All the characters came across as less than they were meant to, trending toward flat and unengaging. Clare Dane’s character was particularly less than advertised, that is less than the characters around her and she herself said she was. Most telling the moment which was said to be her greatest triumph, when she sang at her friend’s wedding, was not convincing. Danes herself, with her characteristic facial expression just before she began to sing, an expression that suggested uncertainty and distraction, undercut the power of the song to come. I suppose the director included that to show that the character overcame that initial worry and then moved triumphantly into a focused and effective presentation, but this was not compelling. It was especially discordant that her theme was love, time and again, when we’ve seen that the bride was so full of misgiving.

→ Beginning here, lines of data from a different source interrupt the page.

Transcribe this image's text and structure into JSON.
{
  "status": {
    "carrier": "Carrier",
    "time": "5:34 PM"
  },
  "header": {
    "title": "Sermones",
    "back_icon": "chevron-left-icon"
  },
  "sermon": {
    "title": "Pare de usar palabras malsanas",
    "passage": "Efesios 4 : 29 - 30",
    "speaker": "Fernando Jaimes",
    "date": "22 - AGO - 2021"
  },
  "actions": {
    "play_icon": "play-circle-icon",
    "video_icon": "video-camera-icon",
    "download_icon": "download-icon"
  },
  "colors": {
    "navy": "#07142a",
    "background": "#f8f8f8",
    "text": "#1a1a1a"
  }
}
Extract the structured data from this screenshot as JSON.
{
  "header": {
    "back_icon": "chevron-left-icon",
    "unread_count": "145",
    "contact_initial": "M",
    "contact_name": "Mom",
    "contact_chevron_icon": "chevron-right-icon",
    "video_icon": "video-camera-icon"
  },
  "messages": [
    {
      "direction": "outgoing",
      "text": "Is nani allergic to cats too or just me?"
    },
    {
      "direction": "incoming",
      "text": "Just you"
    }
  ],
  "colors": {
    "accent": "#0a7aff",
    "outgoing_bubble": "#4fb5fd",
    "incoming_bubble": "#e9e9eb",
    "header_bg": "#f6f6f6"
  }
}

One puzzle was the extensive use of close-ups. Granted this device worked to dramatize and illuminate the complexities of Redgrave’s character and of her skills as an actress, but it was not clear that other characters either benefited from that same extreme close range shot or that their faces were equally compelling.
My main thought was that the movie was commenting on meaning and reflection, with Redgrave’s character as the central story, our central focus. The film suggests that most of our lives are a mystery to others and even to ourselves. It means to suggest, further, that we may affirm that life even when we don’t fully understand it, and, as Toni Collette’s character discovers, affirm it even in the face of both doubts and death. But just as Collette’s character stumbles into that affirmation, gradually disclosing and accepting her accidental pregnancy, the film seems to stumble along without convincing us that the randomness of the juxtaposed scenes and the incompleteness of our and the characters’ understanding are all both OK and moving toward some greater meaning and purpose.
Its disappointment was noble in that it was attempting to say something about class at a time when that class was about to change. When an aristocracy was about to descend into the middle class. But the workings of the film seemed too mechanical, plot driven to carry the poetic quality that the photography seemed to suggest. It left the impression of more an exercise than the elegy it meant to be.